If mana potions are that plentiful then why are we bothering with resource based abilities at all?
This kind of cynicism undermines itself when it fails to think more than a step ahead.
Well, people need to rest, and needing to rest to recover stuff makes sense.
No one said resting can't still be a thing, just not the thing.
People need to remember this is still a game, and rests do not (and haven't) made for a better game. In a high fantasy world like we see in most DND settings, potions restoring someone to fighting shape isn't violating anything.
Not being able to rest if you're not in a town, or never being in danger no matter what if you're resting, does.
It sounds like you are saying that Diablo potions would be the primary way people recover hit points, spells, and rechargeable abilities.
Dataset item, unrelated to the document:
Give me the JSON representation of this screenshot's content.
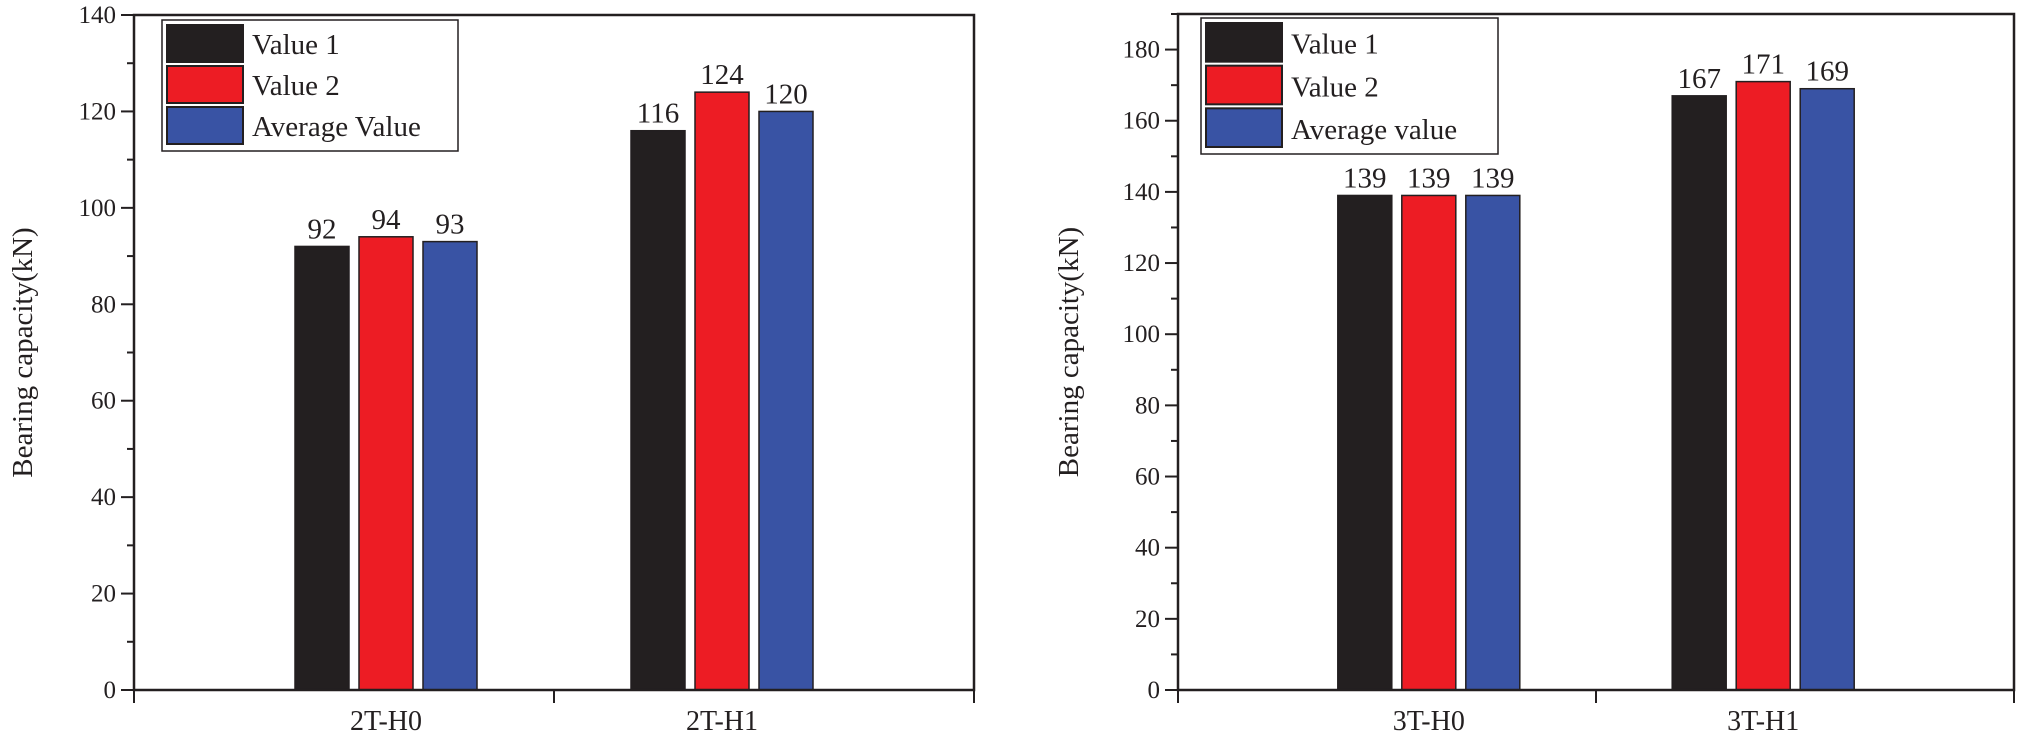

My idea is you have Mana/Stamina up to some number, and all your abilities cost some amount of this. There is no "recovering" of the abilities themselves, only your energy.
The idea that abilities just shut off and can't be used again isn't bad in some cases (daily powers make sense, for ex), but applied unilaterally across all abilities is just contrived.
That said, well first of all I agree with everyone else who said chugging mana potions isn't their idea of better verisimilitude*. Second to that, if you are going to readdress the rest/recharge system, readress the fundamental assumption that underpin it and/or proceed from it:
*where does the big bad NPC who lives in the aban
In an ideal system, potions would be a last resort to keep fighting. Slow natural recovery works in the interim.
As said above, part of the issue it seems some are missing is that doing this means abandoning the notion of spells and abilities and all that being the things that get recovered. Energy is what gets recovered, and players spend it as they please.
Something that I just simply cannot comprehend is why people who likes 4E is spending all their time trying to "fix" 5E into being more like 4E. Why not just play 4E? My group went back to 2E during 4E for pretty much this exact reason.
5e is 4e. Its not a coincidence people keep reinventing 4e, because they're just falling into the gaping holes that were dug into 5e to hide what it was.